Children‘s cartoons should not be promoted as a safe alternative to a cot or pool, experts have been warned.
The boxes, supplied with clothes and blankets and can be used as bed, are offered new mothers in Scotland and parts of England.
Experts have now raised concerns about “scarcity” of observational evidence that such sleeping objects can be used safely.
The idea of baby boxes originates from Finland where pregnant women have traditionally received a cardboard basket full of free baby care products, including a mattress that fits inside the bottom of the box to double it as a bed.
A letter published in the medical research journal BMJ says that the use of baby crates in Finland and relatively low number of child deaths is “no evidence that the boxes reduce SIDS”, otherwise called sudden childhood death syndrome.
Child death in Sweden and Denmark is as low, although they did not traditionally supply the boxes, academics and Francine Bates, CEO of safe sleep lover Lullaby Trust, allowed.
The authors also raised concerns about the “lack of security standards in place” around the boxes and feared that the promotion of the objects could undermine current messages about sleep safety for infants.
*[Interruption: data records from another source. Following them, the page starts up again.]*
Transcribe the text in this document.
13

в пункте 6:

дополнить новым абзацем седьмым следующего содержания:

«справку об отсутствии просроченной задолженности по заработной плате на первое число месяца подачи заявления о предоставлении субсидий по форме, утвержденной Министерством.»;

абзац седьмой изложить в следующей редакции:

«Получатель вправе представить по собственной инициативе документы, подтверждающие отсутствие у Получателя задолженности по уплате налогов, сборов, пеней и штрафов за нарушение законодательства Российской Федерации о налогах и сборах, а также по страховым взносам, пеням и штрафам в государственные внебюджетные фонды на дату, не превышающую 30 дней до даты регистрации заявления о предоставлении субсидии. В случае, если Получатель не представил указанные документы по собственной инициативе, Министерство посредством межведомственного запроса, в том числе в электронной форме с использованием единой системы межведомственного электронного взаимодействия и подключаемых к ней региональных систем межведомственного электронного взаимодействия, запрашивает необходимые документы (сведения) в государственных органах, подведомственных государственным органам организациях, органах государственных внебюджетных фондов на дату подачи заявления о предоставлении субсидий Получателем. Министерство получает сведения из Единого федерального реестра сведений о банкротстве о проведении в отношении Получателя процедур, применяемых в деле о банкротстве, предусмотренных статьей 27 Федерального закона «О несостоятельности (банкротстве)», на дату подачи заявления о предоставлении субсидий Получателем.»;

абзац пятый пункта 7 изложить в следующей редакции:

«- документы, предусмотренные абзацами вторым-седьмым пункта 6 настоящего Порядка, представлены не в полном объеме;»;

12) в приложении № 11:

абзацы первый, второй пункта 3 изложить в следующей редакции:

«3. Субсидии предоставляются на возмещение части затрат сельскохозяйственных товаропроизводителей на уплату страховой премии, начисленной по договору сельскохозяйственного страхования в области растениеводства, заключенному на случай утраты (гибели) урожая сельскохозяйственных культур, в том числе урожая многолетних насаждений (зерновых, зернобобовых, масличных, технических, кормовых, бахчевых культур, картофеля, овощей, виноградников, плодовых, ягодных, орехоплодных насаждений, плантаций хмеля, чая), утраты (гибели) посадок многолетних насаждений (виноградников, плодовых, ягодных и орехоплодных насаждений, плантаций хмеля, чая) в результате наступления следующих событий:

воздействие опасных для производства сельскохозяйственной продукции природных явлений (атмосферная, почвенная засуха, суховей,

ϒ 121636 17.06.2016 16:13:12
The letter concluded: “Without supporting evidence, the carton container should not be promoted as a comparable alternative to cots, pools or Moses baskets, but as a temporary replacement unless otherwise available – if the device meets approved safety standards.
” We encourage rigorously controlled studies to better understand how families use the cardboard box and its security implications. “
Lullaby Trust has previously warned that while a box may be a better alternative than sleeping with a baby in dangerous circumstances, there is no evidence to link its use to a reduction in infant mortality or SIDS.
Child Death is a unexplained death in a child usually occurs during sleep and is the most common cause of death between one month and one year.
About 90% of cases occur before six months.